Ileal tissue, which is at the end of the small intestine, was collected from chicks and examined for physical changes in the villi (small folds in the intestine), crypts (pockets next to the villi), and goblet cells, which produce and secrete mucin. Chicks fed cellulose or pectin had deeper crypts than chicks fed the control diet; crypts were deepest for birds fed cellulose and adequate Thr levels, and their outer intestinal muscle layer (serosa) was thicker. Chicks fed diets containing fibre had higher goblet cell counts than the birds fed the control diet, with highest levels in birds fed the pectin diet with adequate or high Thr levels.
The findings suggest that dietary Thr concentration and fibre source affect growth performance, intestinal morphology, and mucin secretion in young chicks. It also established optimal dietary Thr levels.
Having determined these levels, the researchers wanted to see if fibre and Thr in the diet could affect how chicks responded to a coccidiosis challenge. Coccidiosis is a parasitical disease of the intestinal tract caused by protozoa of the genus Eimeria maxima, which is responsible for major economic losses in the poultry industry.
“Right now, there are few advancements in coccidiosis vaccine development, so we tried to develop dietary approaches to assist the bird through a coccidiosis challenge,” Dilger said. “Our hypothesis was that by providing adequate threonine, the bird would have better immune defenses through improved gut function and immunity.”
Chicks received either a diet supplemented with pectin or a Thr-deficient control diet and either 75% or 125% of the previously determined optimal Thr supplement of 6.8 g/kg. Within each dietary treatment, one group of chicks was inoculated with E. maxima; the other was not.
“The goal was to determine the interaction between dietary fibre and dietary threonine, knowing that pectin was going to negatively affect digestion and threonine was going to positively affect intestinal health,” Dilger explained.
Growth and feed efficiency were monitored for 16 days; then ileal tissue, mucosal scrapings, and the ceca (the part of the digestive tract used for water absorption and fermentation) were collected. Researchers looked at growth performance, morphological changes in the intestine, changes in the cecal environment, and gene expression in the ceca and mucosa.
“The most important part of the story was the cytokine response to the acute coccidiosis infection,” Dilger said.
Cytokines regulate how the immune system communicates with the rest of the body and adjust the immune response.

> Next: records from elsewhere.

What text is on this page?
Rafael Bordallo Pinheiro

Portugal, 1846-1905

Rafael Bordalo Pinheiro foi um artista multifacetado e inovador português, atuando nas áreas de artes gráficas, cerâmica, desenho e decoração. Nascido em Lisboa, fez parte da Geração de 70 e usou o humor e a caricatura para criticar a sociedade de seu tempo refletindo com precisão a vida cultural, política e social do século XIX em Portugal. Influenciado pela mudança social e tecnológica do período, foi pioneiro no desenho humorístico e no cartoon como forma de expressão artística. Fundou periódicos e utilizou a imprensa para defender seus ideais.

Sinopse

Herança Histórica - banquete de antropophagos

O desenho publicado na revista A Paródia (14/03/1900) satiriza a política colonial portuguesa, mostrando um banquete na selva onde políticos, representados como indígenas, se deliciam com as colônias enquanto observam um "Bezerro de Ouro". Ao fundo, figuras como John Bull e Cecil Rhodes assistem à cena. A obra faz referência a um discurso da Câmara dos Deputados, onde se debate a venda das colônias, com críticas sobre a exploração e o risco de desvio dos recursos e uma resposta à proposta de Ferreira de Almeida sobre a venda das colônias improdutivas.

Interleukin-12 (IL-12) expression in the ceca was increased in birds fed the control diet with high threonine. Interleukin-1 beta expression increased with infection but only in birds fed the low-Thr diet.
Expression of interferon gamma (IFNG), a protein made and released in response to the presence of pathogens, increased in the ileal mucosa of birds fed high Thr, and was highest in the uninfected chicks. It increased with infection but only in control-fed birds
The researchers concluded that while pectin had some protective effects against coccidiosis infection, Thr supplementation had an even greater influence on the intestinal immune response and helped to maintain growth of chicks infected with coccidiosis. This study and others being conducted in Dilger’s lab highlight the potential for using nutritional strategies to manage poultry and swine diseases.
The research is described in more detail in “Effect of fiber and threonine on chick growth” by E. L. Wils-Plotz and R. N. Dilger and “Modulation of the intestinal environment, innate immune response, and barrier function by dietary threonine and purified fiber during a coccidiosis challenge in broiler chicks” by E. L. Wils-Plotz, M. C. Jenkins, and R. N. Dilger, both in the March 1, 2013, issue of Poultry Science.